Perkenalan pribadi, pembicaraan dari hati ke hati, gaya dan ragam bahasa (termasuk logat bicara), cara bicara (paralinguistik), bahasa tubuh, ekspresi wajah, cara menyapa, cara duduk, dan aktivitas-aktivitas lain yang dilakukan akan turut memengaruhi berhasil tidaknya komunikasi antarbudaya dengan orang Sunda. Pada akhirnya, di balik kearifan, sifat ramah, dan baik hati orang Sunda, sebenarnya masih sangat kental sehingga halini menjadi penunjang di dalam terjalinnya system interaksi yang berjalan harmonis.

B. ARSITEKTUR JAWA BARAT 1. FILOSOFI BANGUNAN Setiap suku memiliki filosofinya sendiri dalam membuat sebuah bangunan, karna filosofi bangunan menonjolkan rasa dalam membangun. Rumah bagi masyarakat Jawa Barat selain berfungsi untuk tempat tinggal juga sebagai tempat aktifitas keluarga dalam berbagai segi kehidupan yang sarat dengan nilai – nilai tradisi.
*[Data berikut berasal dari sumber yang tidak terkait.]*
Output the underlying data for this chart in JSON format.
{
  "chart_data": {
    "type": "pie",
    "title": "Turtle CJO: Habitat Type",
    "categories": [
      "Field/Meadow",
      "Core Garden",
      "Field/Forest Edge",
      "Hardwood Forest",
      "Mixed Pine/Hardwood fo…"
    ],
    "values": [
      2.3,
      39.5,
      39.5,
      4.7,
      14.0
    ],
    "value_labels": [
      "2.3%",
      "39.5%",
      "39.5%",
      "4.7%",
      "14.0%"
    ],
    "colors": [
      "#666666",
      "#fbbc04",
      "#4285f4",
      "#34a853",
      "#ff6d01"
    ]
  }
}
Bahkan berdasarkan hal tersebut maka peranan rumah menurut masyarakat orang Sunda adalah tempat diri jeung rabi (keluarga dan keturunan), serta tempat memancarnya rasa, karsa dan karya. Filosofi rumah bagi masyarakat sunda: a. Rumah adat sunda berbentuk rumah panggung dengan filosofi manusia tidaklah hidup di alam langit atau alam kahyangan, dunia atas. Dan juga tidak hidup di dunia bawah. Maka dari itu manusia harus hidup dipertengahannya dan tinggal di tengah-tengah. Konsep tersebut dituangkan dalam bentuk rumah panggung sebagai realisasi dari konsep pemikiran tersebut secara nyata. b. Bentuk rumah panggung bagi masyarakat Sunda memiliki makna yang mendalam tentang pola keseimbangan hidup dimana harus selarasnya antara hubungan vertikal (interaksi diri dengan Tuhan) dengan hubungan horizontal (interaksi diri dengan lingkungan alam semesta) manifestasi ini nampak dari bangunan rumah yang tidak langsung menyentuh tanah. c.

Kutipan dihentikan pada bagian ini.